The strategist added they were perplexed why DeSantis didn’t do the same plan in reverse — launch with a big in-person event and then give his first exclusive interview to Musk.
“It’s definitely risky,” another GOP strategist said, also citing Musk’s propensity to soak up attention.
There were also plenty of critics arguing that DeSantis was leaning into his worst instincts by appealing to an online minority who obsess over daily culture wars, but have little connection to more offline voters’ concerns.

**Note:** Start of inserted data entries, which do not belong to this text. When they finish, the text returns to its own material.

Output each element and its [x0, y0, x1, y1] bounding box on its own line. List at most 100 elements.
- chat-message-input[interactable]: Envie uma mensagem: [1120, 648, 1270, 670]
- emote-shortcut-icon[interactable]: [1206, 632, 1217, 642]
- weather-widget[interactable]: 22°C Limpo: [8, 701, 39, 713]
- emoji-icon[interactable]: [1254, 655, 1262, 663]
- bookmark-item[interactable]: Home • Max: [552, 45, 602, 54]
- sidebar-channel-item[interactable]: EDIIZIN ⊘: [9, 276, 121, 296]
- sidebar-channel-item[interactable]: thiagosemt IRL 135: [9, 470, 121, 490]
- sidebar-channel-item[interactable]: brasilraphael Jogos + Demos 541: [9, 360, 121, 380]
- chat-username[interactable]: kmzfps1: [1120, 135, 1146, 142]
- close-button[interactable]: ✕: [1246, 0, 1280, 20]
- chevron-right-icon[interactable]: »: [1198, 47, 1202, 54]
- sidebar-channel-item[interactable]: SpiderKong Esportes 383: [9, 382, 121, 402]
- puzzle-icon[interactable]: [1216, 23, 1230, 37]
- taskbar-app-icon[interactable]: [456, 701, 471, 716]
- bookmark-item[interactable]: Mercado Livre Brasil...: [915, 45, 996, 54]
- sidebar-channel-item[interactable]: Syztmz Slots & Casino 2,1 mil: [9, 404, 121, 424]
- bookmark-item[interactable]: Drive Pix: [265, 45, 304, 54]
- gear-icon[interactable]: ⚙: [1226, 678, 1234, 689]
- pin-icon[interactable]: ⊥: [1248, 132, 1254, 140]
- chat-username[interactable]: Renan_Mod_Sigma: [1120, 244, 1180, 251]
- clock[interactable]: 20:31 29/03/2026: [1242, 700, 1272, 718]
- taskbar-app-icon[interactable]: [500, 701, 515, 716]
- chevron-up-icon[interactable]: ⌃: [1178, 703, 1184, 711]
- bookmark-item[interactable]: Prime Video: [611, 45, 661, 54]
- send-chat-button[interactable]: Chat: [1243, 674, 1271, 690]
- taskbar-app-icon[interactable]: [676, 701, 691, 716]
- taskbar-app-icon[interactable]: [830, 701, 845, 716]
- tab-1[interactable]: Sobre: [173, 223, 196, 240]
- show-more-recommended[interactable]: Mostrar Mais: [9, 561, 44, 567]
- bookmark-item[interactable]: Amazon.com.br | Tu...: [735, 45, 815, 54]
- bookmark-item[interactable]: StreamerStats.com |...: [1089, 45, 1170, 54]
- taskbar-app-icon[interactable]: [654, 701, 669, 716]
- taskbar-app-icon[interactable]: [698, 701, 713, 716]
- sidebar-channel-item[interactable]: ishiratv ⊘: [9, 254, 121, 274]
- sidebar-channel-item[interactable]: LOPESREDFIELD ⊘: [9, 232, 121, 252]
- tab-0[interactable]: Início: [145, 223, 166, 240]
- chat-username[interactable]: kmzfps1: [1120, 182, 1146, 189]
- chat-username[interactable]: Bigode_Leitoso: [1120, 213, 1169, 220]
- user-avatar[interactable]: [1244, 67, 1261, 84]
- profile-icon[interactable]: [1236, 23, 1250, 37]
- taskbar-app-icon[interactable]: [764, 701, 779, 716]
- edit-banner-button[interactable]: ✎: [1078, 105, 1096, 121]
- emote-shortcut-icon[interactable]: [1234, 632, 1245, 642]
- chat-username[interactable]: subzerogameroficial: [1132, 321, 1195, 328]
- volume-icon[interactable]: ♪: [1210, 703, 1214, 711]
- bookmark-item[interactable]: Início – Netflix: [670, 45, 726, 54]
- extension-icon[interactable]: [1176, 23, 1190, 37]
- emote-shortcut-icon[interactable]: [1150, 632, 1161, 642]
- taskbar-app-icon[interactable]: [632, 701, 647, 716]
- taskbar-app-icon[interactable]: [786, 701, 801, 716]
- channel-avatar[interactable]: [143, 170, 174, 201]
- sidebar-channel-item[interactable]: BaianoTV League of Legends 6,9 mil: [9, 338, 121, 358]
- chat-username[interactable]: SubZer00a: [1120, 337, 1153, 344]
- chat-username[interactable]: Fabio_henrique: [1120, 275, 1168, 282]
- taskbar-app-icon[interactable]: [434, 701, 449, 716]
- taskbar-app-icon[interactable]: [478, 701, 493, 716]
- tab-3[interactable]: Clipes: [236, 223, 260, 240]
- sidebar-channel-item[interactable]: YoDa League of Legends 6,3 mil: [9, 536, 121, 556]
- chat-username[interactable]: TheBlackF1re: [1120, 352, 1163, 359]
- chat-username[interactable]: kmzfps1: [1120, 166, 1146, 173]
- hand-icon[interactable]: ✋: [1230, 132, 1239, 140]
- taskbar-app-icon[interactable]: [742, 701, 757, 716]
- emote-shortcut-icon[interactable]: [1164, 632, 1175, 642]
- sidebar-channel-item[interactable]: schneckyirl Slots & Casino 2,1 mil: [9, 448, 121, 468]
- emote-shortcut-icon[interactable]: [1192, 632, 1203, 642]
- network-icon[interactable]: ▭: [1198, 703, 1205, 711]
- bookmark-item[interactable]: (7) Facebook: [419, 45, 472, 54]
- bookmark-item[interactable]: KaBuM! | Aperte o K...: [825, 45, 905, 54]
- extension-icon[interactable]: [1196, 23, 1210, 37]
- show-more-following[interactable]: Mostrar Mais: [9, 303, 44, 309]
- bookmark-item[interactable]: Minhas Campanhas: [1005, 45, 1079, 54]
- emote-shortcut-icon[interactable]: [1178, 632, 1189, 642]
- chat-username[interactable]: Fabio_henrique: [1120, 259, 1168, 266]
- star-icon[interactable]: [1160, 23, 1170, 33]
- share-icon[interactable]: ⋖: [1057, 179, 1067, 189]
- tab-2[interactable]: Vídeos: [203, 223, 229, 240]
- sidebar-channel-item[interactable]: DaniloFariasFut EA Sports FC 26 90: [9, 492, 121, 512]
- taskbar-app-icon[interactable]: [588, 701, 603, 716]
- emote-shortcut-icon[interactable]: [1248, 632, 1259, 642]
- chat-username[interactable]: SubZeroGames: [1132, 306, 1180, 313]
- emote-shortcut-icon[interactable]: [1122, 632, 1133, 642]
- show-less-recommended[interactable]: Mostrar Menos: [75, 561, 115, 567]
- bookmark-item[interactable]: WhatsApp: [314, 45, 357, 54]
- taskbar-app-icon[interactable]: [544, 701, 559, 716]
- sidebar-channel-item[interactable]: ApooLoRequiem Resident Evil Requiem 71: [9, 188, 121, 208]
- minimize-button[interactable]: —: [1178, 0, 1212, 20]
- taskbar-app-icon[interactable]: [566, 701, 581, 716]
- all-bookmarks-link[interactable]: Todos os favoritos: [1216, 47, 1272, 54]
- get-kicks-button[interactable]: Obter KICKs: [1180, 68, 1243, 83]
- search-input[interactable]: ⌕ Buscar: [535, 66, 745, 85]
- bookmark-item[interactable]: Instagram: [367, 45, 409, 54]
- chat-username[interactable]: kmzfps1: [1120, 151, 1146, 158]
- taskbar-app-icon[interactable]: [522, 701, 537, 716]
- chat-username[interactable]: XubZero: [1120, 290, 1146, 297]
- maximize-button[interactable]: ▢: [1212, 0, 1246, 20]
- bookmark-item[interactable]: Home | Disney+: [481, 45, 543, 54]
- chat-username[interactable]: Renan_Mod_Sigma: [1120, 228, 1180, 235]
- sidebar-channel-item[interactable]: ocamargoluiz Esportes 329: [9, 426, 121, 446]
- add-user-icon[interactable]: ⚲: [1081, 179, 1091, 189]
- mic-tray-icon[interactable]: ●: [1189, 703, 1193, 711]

“This announcement is a symptom of thinking random conservative Twitter personalities are the GOP base,” said one Republican strategist working with a rival campaign.
And then there was the presentation component. It’s an audio format on a website most Americans don’t use, where the candidate — whose every recent interaction is scrutinized for awkwardness — will be a tiny circular avatar in conversation with an unpredictable billionaire who is often mocked on a similar basis.
“I couldn't think of a more terrible way to spend my time than watching two socially awkward introverts talk about themselves,” one GOP strategist on a rival campaign said.
Room for Disagreement
While debating the pageantry around a campaign launch is always a part of coverage, David Drucker, a senior writer at The Dispatch, said he saw little connection between candidate announcements and their later performances in his experience. “It really doesn't matter — it matters if the voters you need like what you have to say; it matters what kind of campaign you run,” he said on Twitter.
- The DeSantis announcement is a “blow to Fox News,” our own editor Ben Smith writes in Semafor. The conservative news juggernaut is under pressure from rival cable and online outlets and Musk appears to be building a right-wing competitor of his own, most notably by starting a new venture with Tucker Carlson on the site.